Praise Effort, not Smarts

With the New Year upon us, it is the time for New Years Resolutions. Here’s one that may strike you as odd, but that you may want to consider for your family: praise your children less.

Odd as it sounds, this is a key insight by researcher Carol Dweck, as reported in the recent book “NurtureShock: New Thinking About Children”, by Po Bronson & Ashley Merryman.

While many parents and teachers believe they can strengthen children’s confidence and help them achieve more by praising them for their intelligence and achievements, Dr. Dweck’s team of researchers has discovered that praising smarts can lead to an avoidance of challenges.

In one experiment, the researchers asked 5th graders work on puzzles, and randomly assigned them to two groups. The first group was praised for their intelligence: “You must be smart at this.” The second group was praised for their effort: “You must have worked really hard.” This one sentence had a tremendous effect on the students’ subsequent performance, both with more difficult puzzles, and with puzzles of the same level of difficulty. The effort-group was eager to tackle challenges, and improved their score by about 30% in the same simple puzzles. The intelligence-group, on the other hand, dreaded the harder assignment, and decreased their score on the same simple puzzles by 20%.

As Bronson reports:

Dweck had suspected that praise could backfire, but even she was surprised by the magnitude of the effect. “Emphasizing effort gives a child a variable that they can control,” she explains. “They come to see themselves as in control of their success. Emphasizing natural intelligence takes it out of a child’s control, and it provides no good recipe for responding to failure.”

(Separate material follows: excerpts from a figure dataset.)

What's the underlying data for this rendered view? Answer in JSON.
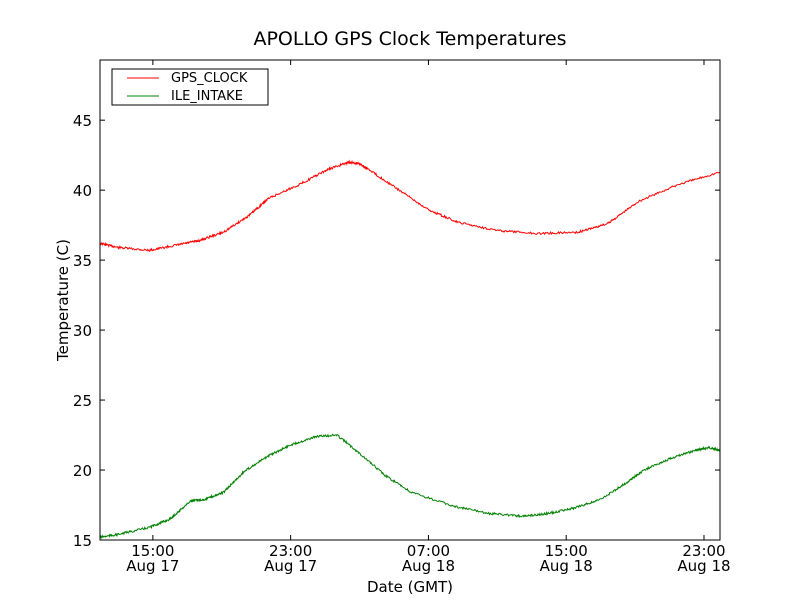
{
  "chart_data": {
    "type": "line",
    "title": "APOLLO GPS Clock Temperatures",
    "xlabel": "Date (GMT)",
    "ylabel": "Temperature (C)",
    "x_units": "hours since Aug 17 00:00 GMT",
    "xlim": [
      11.93,
      47.93
    ],
    "ylim": [
      15,
      49.3
    ],
    "grid": false,
    "legend_position": "top-left",
    "yticks": [
      15,
      20,
      25,
      30,
      35,
      40,
      45
    ],
    "xticks": [
      {
        "value": 15,
        "time": "15:00",
        "date": "Aug 17"
      },
      {
        "value": 23,
        "time": "23:00",
        "date": "Aug 17"
      },
      {
        "value": 31,
        "time": "07:00",
        "date": "Aug 18"
      },
      {
        "value": 39,
        "time": "15:00",
        "date": "Aug 18"
      },
      {
        "value": 47,
        "time": "23:00",
        "date": "Aug 18"
      }
    ],
    "series": [
      {
        "name": "GPS_CLOCK",
        "color": "#ff0000",
        "x": [
          11.93,
          13.0,
          14.8,
          16.5,
          17.7,
          19.1,
          20.6,
          21.7,
          23.5,
          25.2,
          26.4,
          27.0,
          27.5,
          29.3,
          31.0,
          32.7,
          35.1,
          37.4,
          39.7,
          41.4,
          43.2,
          45.5,
          47.93
        ],
        "y": [
          36.2,
          35.9,
          35.7,
          36.1,
          36.4,
          37.0,
          38.2,
          39.4,
          40.4,
          41.5,
          42.0,
          41.9,
          41.5,
          40.0,
          38.6,
          37.7,
          37.1,
          36.9,
          37.0,
          37.6,
          39.2,
          40.4,
          41.3
        ]
      },
      {
        "name": "ILE_INTAKE",
        "color": "#008000",
        "x": [
          11.93,
          13.0,
          14.8,
          16.0,
          17.2,
          18.0,
          19.1,
          20.3,
          21.7,
          23.0,
          24.5,
          25.7,
          27.0,
          28.5,
          30.0,
          32.5,
          34.5,
          36.5,
          38.0,
          39.5,
          41.0,
          42.5,
          43.5,
          45.0,
          46.5,
          47.3,
          47.93
        ],
        "y": [
          15.2,
          15.4,
          15.9,
          16.5,
          17.8,
          17.9,
          18.4,
          19.9,
          21.0,
          21.8,
          22.4,
          22.5,
          21.2,
          19.6,
          18.4,
          17.4,
          16.9,
          16.7,
          16.9,
          17.3,
          17.9,
          19.1,
          20.0,
          20.8,
          21.4,
          21.6,
          21.4
        ]
      }
    ]
  }
}
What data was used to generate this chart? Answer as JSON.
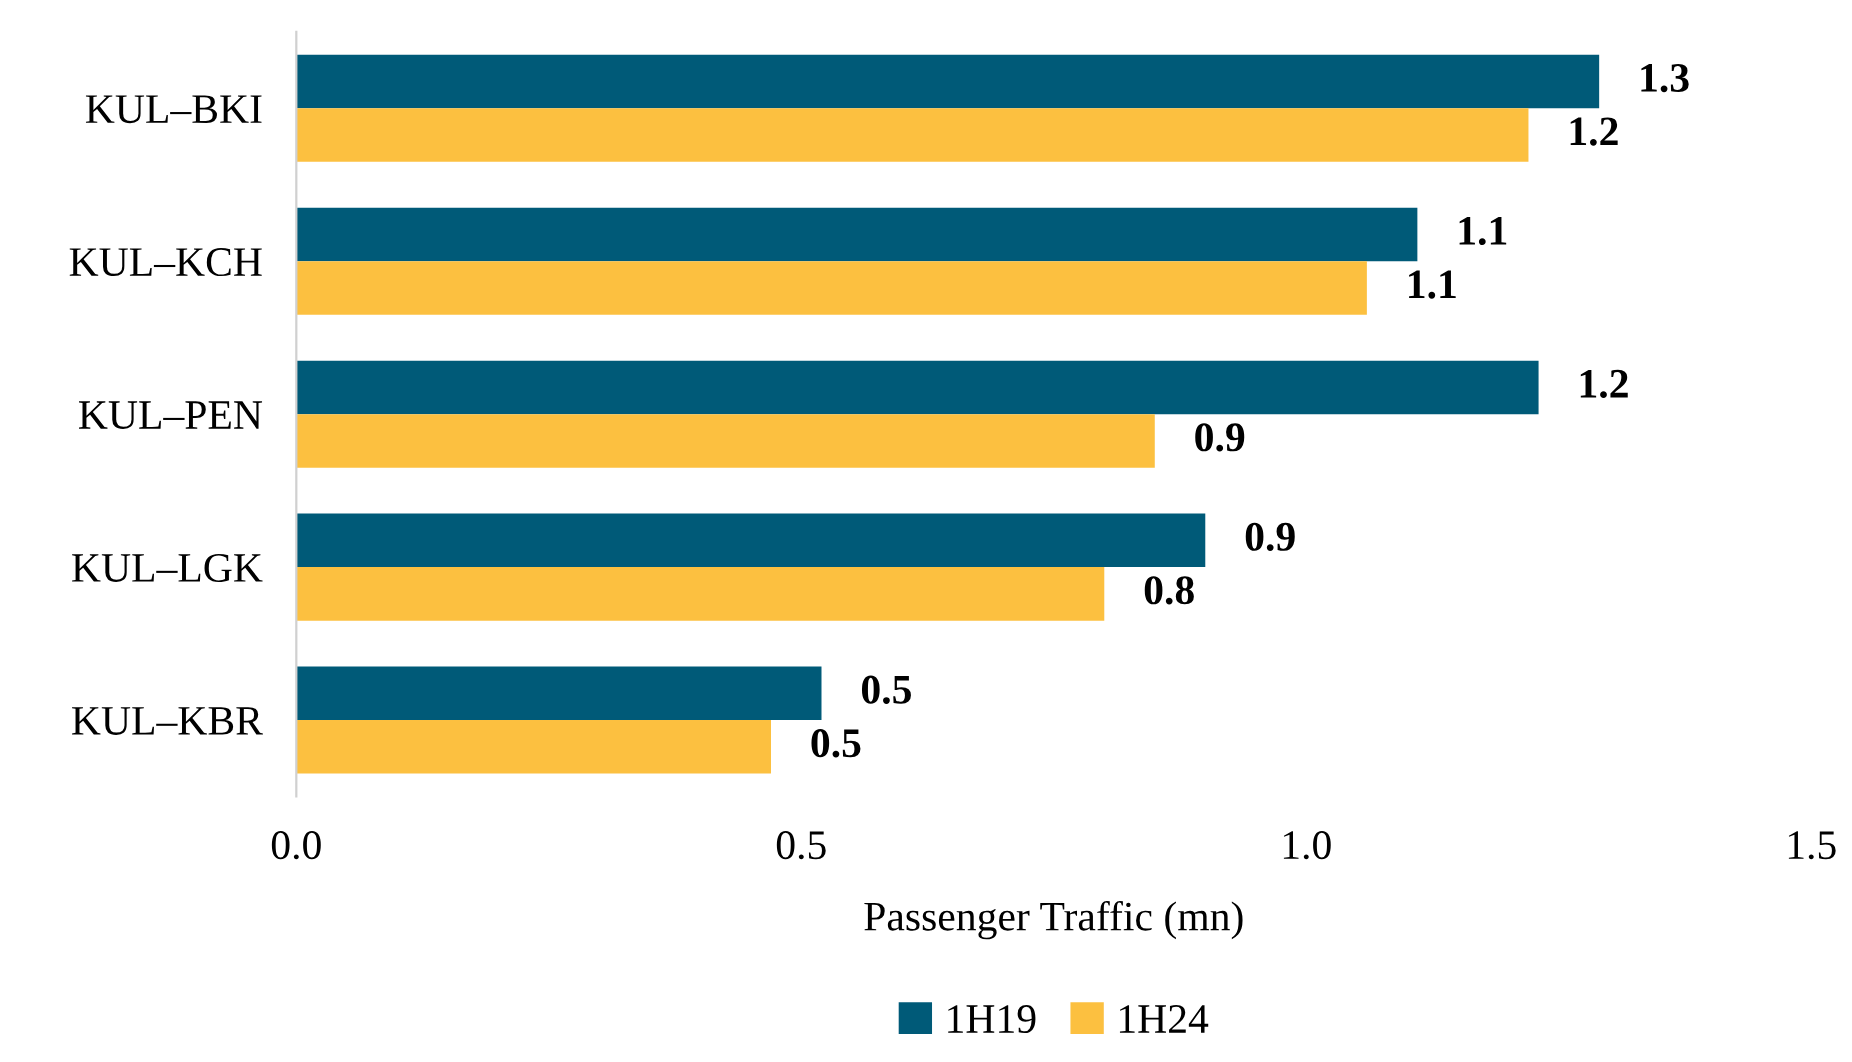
{
  "chart_data": {
    "type": "bar",
    "orientation": "horizontal",
    "xlabel": "Passenger Traffic (mn)",
    "categories": [
      "KUL–BKI",
      "KUL–KCH",
      "KUL–PEN",
      "KUL–LGK",
      "KUL–KBR"
    ],
    "series": [
      {
        "name": "1H19",
        "color": "#005a78",
        "values": [
          1.29,
          1.11,
          1.23,
          0.9,
          0.52
        ],
        "value_labels": [
          "1.3",
          "1.1",
          "1.2",
          "0.9",
          "0.5"
        ]
      },
      {
        "name": "1H24",
        "color": "#fcc040",
        "values": [
          1.22,
          1.06,
          0.85,
          0.8,
          0.47
        ],
        "value_labels": [
          "1.2",
          "1.1",
          "0.9",
          "0.8",
          "0.5"
        ]
      }
    ],
    "xlim": [
      0,
      1.5
    ],
    "xticks": [
      {
        "value": 0,
        "label": "0.0"
      },
      0.5,
      {
        "value": 1.0,
        "label": "1.0"
      },
      1.5
    ],
    "grid": false,
    "legend": "bottom"
  }
}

In follow-up interviews, Dweck discovered that those who think that innate intelligence is key to success begin to discount the importance of effort. I am smart, the kids’ reasoning goes; I don’t need to put out effort. Expending effort becomes stigmatized—it’s public proof that you can’t cut it on your natural gifts.

Other, longer-term research, showed a similar, sustained effect.

The message for educators and parents is clear: if we can lead children to embrace effort, to gain an attitude that success is under their control, to get them to view the world with a growth mindset, then we have done a lot to help them succeed, both in school and in life.

At LePort, we do our share. It is one of the core principles of our approach to provide students with meaningful challenges, and then to emphasize the effort those challenges require, making sure to celebrate with the students when their efforts result in success. From our website:

Because we expect each student to apply himself, to revise his work, to develop his skills, and because we emphasize that success is within his control, our approach helps students develop a mastery-focus and a growth mindset. Our students aren’t discouraged by a bad performance or a low grade – they persevere, because they have learned that with effort, they can make good things happen.

So as you start the new year, consider resolving to praise your child less. Or, more accurately, resolve to praise his effort, which is under his control, rather than his inborn skills, which aren’t subject to any New Year’s resolutions.